De acordo com ele, o casamento acabou saindo depois da pressão de um dos internos, que era advogado: “Ele fez, mas a contragosto”.
Apesar do relato de Zé Pretinho, a maioria dos internos lembra do padre como uma pessoa que tentava amenizar as dores não físicas de quem vivia na colônia. Parte do dinheiro que o sacerdote recebia da Alemanha, por exemplo, era usada para comprar comida para os pacientes.
“Ele passava nos pavilhões todo dia de manhã para saber se a gente precisava de alguma coisa. Era uma pessoa muito boa”, lembra Anadir Scalzer.

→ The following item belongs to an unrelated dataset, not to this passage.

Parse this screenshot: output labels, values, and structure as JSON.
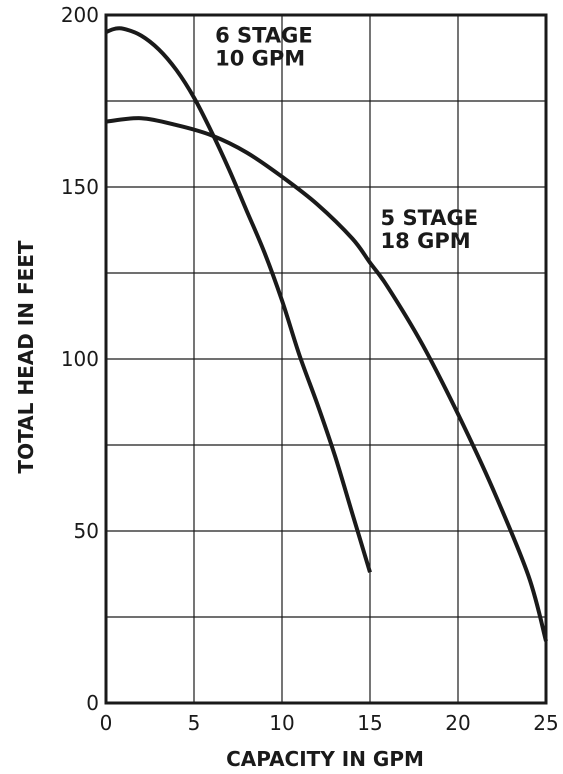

Padre Matias também se preocupava com o lazer das crianças no educandário, como lembra Heraldo Pereira, que cresceu no local e atualmente é presidente da Associação dos Ex-Internos do Preventório Alzira Bley.
Heraldo Pereira
Ex-interno do educandário
"Chegava domingo, ele ia para o educandário celebrar a missa e trazia uma bola para a gente. Falava com aquele sotaque forte: “meninos, meninos” e balançava o sino. Era uma alegria"
Celebrações na Colônia de Itanhenga, em Cariacica
Umberto Galazzi, que também cresceu na colônia, é outro que guarda boas lembranças. Para ele, o padre era como um membro da família. “Ele dava aquela atenção para a gente, sabe. Uma atenção que a gente não tinha ali”, conta.
Padre Matias Hahn faleceu em 28 de abril de 1979, aos 76 anos. A pedido dele, foi sepultado no cemitério da Colônia de Itanhenga.
“O túmulo dele está lá, entre os pacientes. Ele nunca aceitou aquela segregação, achava que o lugar dele era junto com os doentes. Com certeza, está no céu, era um santo”, afirma Doutor Hércules.